Repository Materialiser
Ldio:RepositoryMaterialiser
The repository materialiser is used to materialise an LDES stream into a triplestore. Any triplestore that supports the RDF4J remote repository API can be used.
Config
Property | Description | Required | Default | Example | Supported values |
---|---|---|---|---|---|
sparql-host | The url of the server hosting the repository | Yes | N/A | http://repositoryServer | URL |
repository-id | The rdf4j repository id | Yes | N/A | repoId | String |
named-graph | If set, the triples will be written to this named graph | No | N/A | http://name | Any valid IRI |
batch-size | Number of members or models that will be committed at once | No | 500 | 500 | Integer |
batch-timeout | If the batch size has not been reached within this number of milliseconds, the members will be committed anyway. | No | 120000 | 30000 | Integer |
Batching
To increase the performance of this materialiser, members will be committed in batch to the triple store.
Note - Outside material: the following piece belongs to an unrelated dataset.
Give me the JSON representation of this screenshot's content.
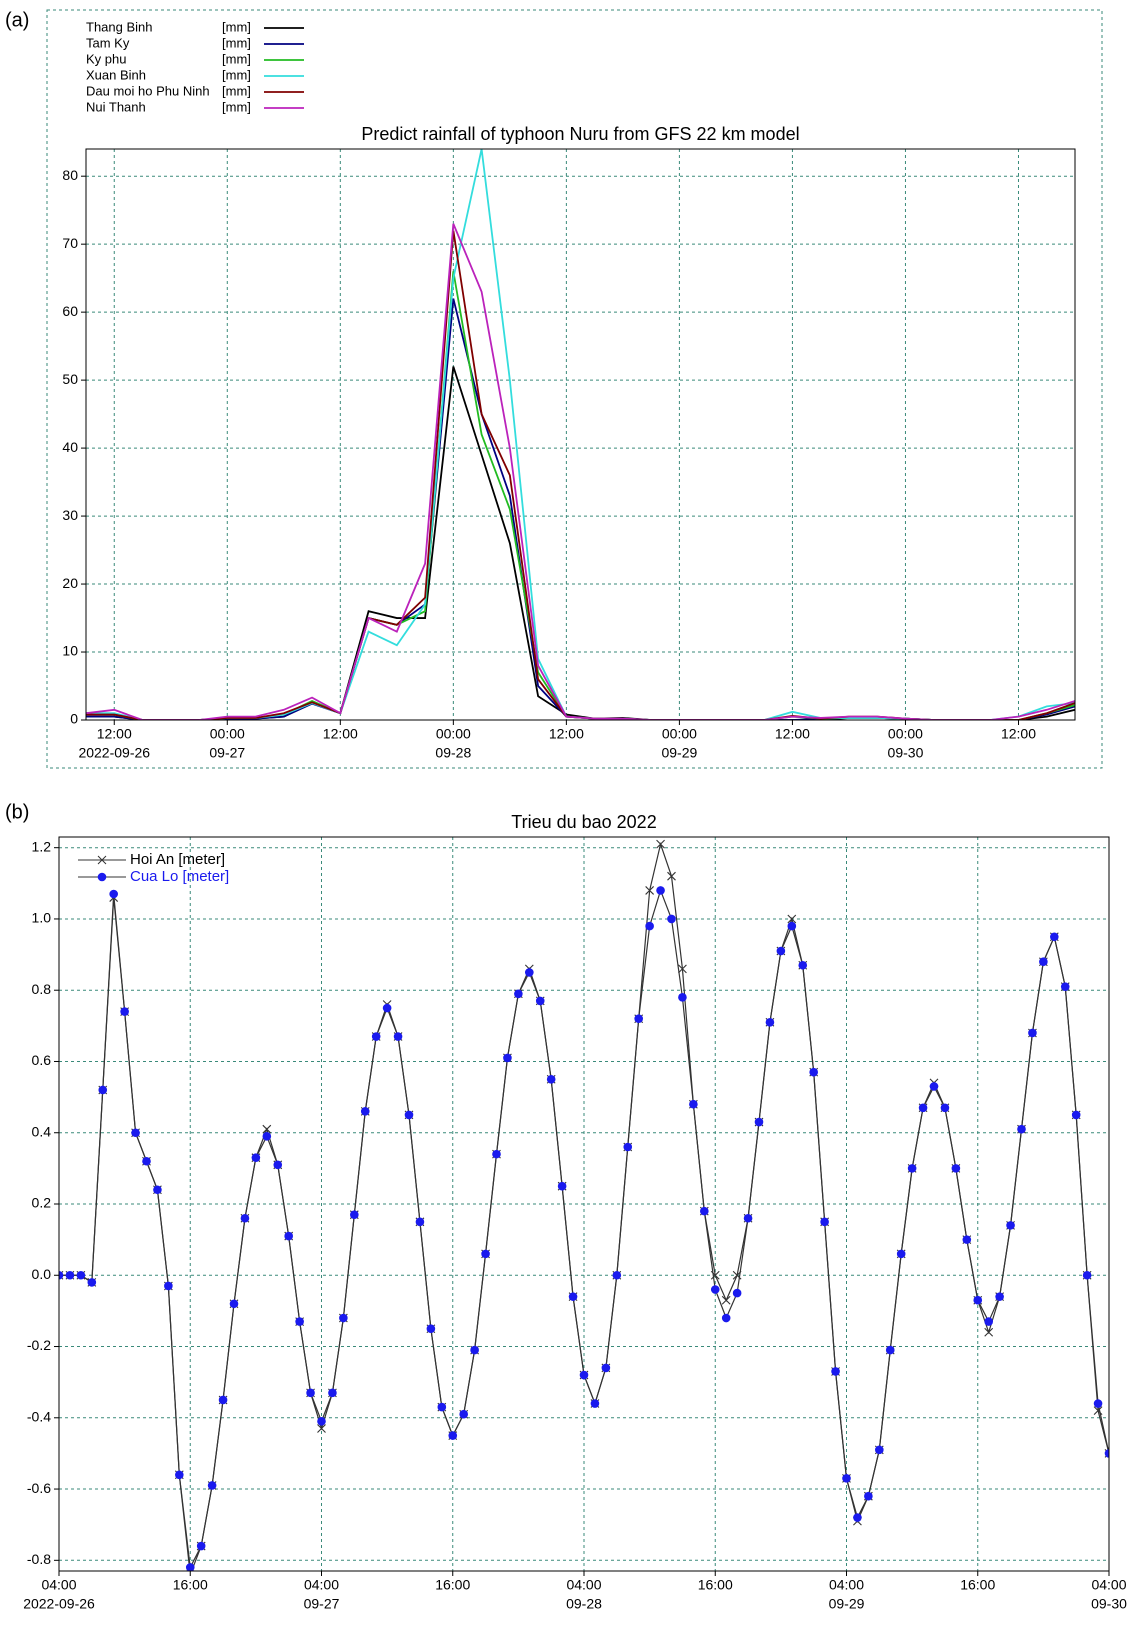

However, it’s important to notice that this can have an impact on the data integrity. First of all, there could be a delay, with a maximum delay of the configured batch timeout, when the triple store will be up-to-date. Secondly, if something goes wrong halfway of a batch, all the members in that batch will not be committed to triple story and thus will be gone.
So the more important data integrity is, the lower the batch-size
and batch-timeout
should be configured. If a more performant repository materialiser is desired, batch-size
and batch-timeout
should be configured somewhat higher.